PH: How long have you known Coach Petrino? Is he someone you've kept in contact with over the years? Can you describe your relationship with him.
RS: “He's a lot younger than I am, but I've known the family for a long time. As a matter of fact I went to grade school with his older sister. Have I kept in contact with Paul? No. But I have known his family, and I’ve known his brother Bob for quite a while. Actually, when Bob and I had a conversation about prospective candidates for this job, he was one advocating for Paul.”
PH: How do you know Bob?
RS: “Well, again, that family is from Butte [Montana] and I went to grade school with their older sister. The father was a long-time coach at the high school I went to, but he had moved on to coach at Carroll College and was a long-time coach there. I've just followed those kids throughout their athletic careers.”
PH: What ultimately drove your decision to hire Paul over the other candidates you interviewed? You described the characteristics that you liked, but was there one thing in particular that caused him to outshine the other candidates?
RS: “It's all the things that I mentioned earlier. But I guess when you have the ability at Idaho to get somebody who has been an offensive coordinator at Arkansas, and Illinois, and Louisville, and Southern Miss, where he’s been competing at the highest levels in college football, that's pretty impressive. His connections from those experiences are invaluable when it comes to recruiting. You will see the benefits [next week] when we announce our signing class.
“The other thing is, although he’s been at those places and had that success – and he'll even tell you this – he's not an ego guy. I like to use the term ‘business-like.’ He’s all about business and doing the job the right way.
“When you have an opportunity to hear him speak on how he will run his program, teach his players, and represent the UI, you will understand why he was our clear choice.”
PH: Idaho is going into uncharted waters with independence and the need to expand your program and promote the Idaho Vandal brand. Are you expecting Coach Petrino to do some things differently as a representative of your program compared to previous UI coaches on your watch?

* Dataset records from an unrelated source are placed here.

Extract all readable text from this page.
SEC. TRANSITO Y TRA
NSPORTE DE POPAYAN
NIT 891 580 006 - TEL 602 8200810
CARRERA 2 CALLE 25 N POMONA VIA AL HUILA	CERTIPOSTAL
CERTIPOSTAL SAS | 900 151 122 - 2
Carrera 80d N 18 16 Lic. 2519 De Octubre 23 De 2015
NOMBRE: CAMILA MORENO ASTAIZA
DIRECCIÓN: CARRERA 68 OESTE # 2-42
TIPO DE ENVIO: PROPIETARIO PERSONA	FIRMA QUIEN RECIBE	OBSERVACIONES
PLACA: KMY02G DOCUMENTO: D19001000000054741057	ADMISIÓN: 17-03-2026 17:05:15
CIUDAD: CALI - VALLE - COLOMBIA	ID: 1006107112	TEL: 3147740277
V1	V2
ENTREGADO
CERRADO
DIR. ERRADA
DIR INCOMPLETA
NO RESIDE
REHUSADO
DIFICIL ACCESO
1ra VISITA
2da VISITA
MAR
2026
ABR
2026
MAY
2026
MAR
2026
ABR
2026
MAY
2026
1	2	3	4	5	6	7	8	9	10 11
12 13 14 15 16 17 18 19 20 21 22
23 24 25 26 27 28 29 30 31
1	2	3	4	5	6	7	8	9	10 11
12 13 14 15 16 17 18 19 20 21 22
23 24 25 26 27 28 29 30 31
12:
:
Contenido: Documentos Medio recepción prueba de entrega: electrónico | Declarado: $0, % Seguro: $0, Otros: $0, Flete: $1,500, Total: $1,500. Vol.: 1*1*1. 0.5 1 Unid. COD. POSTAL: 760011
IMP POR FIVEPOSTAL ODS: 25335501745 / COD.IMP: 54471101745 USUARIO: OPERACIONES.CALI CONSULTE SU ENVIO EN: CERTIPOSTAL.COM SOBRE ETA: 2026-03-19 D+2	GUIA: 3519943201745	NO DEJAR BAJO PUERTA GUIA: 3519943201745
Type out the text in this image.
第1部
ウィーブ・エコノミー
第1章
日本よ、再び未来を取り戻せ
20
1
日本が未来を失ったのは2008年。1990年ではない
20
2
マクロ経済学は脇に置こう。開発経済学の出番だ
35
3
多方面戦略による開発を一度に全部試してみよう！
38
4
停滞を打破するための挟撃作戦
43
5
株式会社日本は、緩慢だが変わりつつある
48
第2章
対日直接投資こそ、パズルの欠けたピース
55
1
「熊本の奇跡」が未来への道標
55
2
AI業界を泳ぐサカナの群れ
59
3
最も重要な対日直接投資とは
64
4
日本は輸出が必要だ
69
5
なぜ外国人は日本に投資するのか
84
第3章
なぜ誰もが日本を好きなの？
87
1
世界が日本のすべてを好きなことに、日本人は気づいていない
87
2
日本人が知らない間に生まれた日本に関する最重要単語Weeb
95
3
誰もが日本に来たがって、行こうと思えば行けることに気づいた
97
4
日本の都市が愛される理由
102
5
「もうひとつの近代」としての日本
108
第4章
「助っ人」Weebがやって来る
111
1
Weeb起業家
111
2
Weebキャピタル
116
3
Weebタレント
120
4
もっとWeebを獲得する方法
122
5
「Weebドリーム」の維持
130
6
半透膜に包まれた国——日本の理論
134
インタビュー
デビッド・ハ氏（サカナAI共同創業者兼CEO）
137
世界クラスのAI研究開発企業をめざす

RS: “He’s doing several things, like ensuring his coaches are always dressed professionally, and always promoting the Vandal brand, and teaching everyone that they need to be “proud to be a Vandal!” So he's going to be willing to go and represent the program whenever asked. I do know that.
“My expectation is that he is going to build a disciplined program that is going to be competitive. That's the number one thing. If he does that, the rest of the things take care of themselves.
“You can go out and talk all you want, but if you can't perform, and coach your coaches, and recruit right, and put a competitive football program on the field, those other things don't matter.”
PH: Are you expecting him to interact with your fans, with the media, with the public differently than coaches in the past, or are you mostly basing your decision on the kind of program you expect him to run?
RS: “It's mostly based on the kind of program that I expect him to run. Like I said before, if we perform well on the football field, all those other things will take care of themselves. He will not make excuses and will walk the talk.”
PH: Have you seen any bump in football season ticket sales for 2013 with the hiring of Coach Petrino?
RS: “We have been aggressive and gotten our season ticket renewals out, and I know that our ticket office has talked about some people who had dropped season tickets that have now renewed again.
“There is a lot of optimism, but we need everyone to commit to coming to watch our home games and purchase season tickets.”